Mata Ben terpejam lama. Rahangnya berkedut-tanda bahwa ia sedang berusaha meredam gejolak rasa terdalam saat ini. Rasa kecewa yang dirasakannya nyaris membuat ubun-ubunnya mengeluarkan asap. Kecewa bercampur amarah yang sulit untuk diredam-namun ia berusaha menunjukan kedewasaannya di hadapan perempuan yang begitu disayanginya. "Aku tak ingin jadi pilihan! Aku ingin menjadi satu-satunya karena kamu adalah perempuan satu-satunya di hatiku!" Penjelasan Ben disertai suara parau yang memilukan di telinga Heni.
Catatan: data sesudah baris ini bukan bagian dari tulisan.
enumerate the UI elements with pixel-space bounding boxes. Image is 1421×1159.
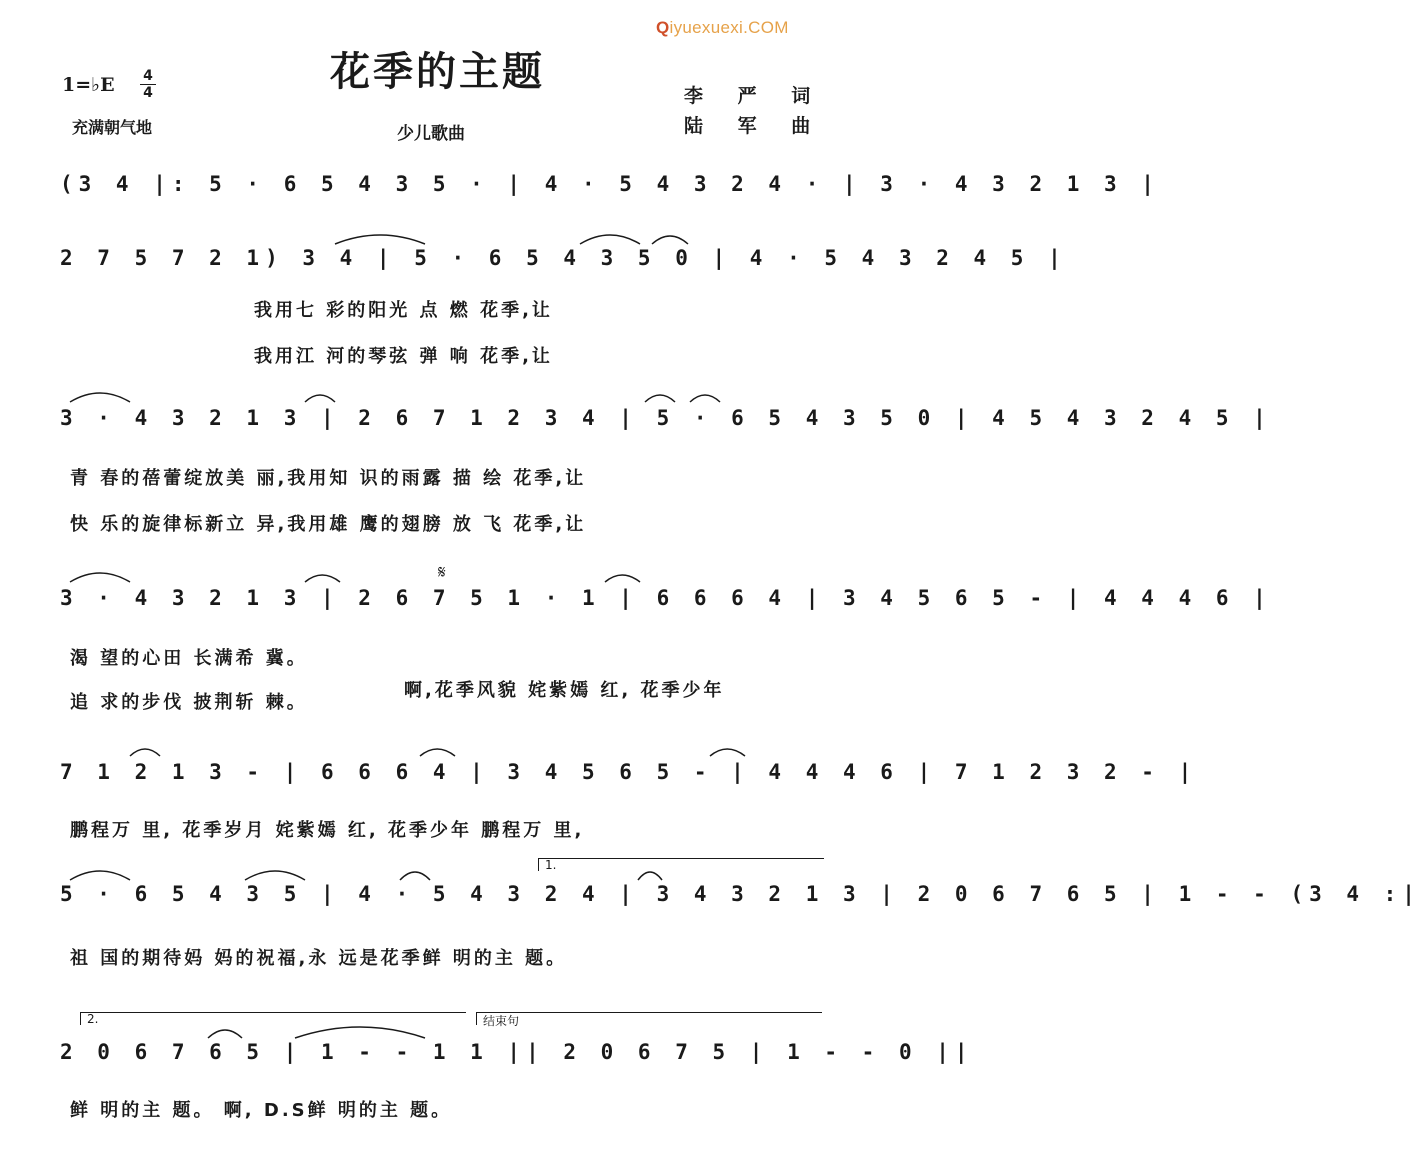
coda-label: 结束句 — [483, 1014, 520, 1028]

"Aku tak berbuat apa pun dengan lelaki itu selama di kota. Menyentuhnya pun tidak. Hubungan kami sudah lama sirna karena tidak pernah lagi berjumpa. Aku mohon padamu-jangan menyerah terhadapku!" Heni mengangkat tangannya ingin menyentuh Ben namun ekspresi marah yang ditunjukkan pemuda itu membuatnya mengurungkan niatnya. Wanita dewasa itu sadar bahwa pemuda itu butuh waktu untuk memikirkan semuanya ini.
"Aku tak mengkhianatimu Ben!" Ben bergeming. Heni tak melihat ada kesempatan untuknya kali ini. "Aku pulang dulu. Sebenarnya, aku mencarimu karena khawatir kau tak muncul beberapa hari ini di rumah. Terlebih lagi... aku tak bisa tidur memikirkan janjimu untuk datang menemuiku di malam itu. Aku menanti dan menanti namun kau tak kunjung datang." Heni mengutarakan perasaannya sejujur-jujurnya. "Maafkan jika kau kecewa." Heni melangkah keluar dari pondok.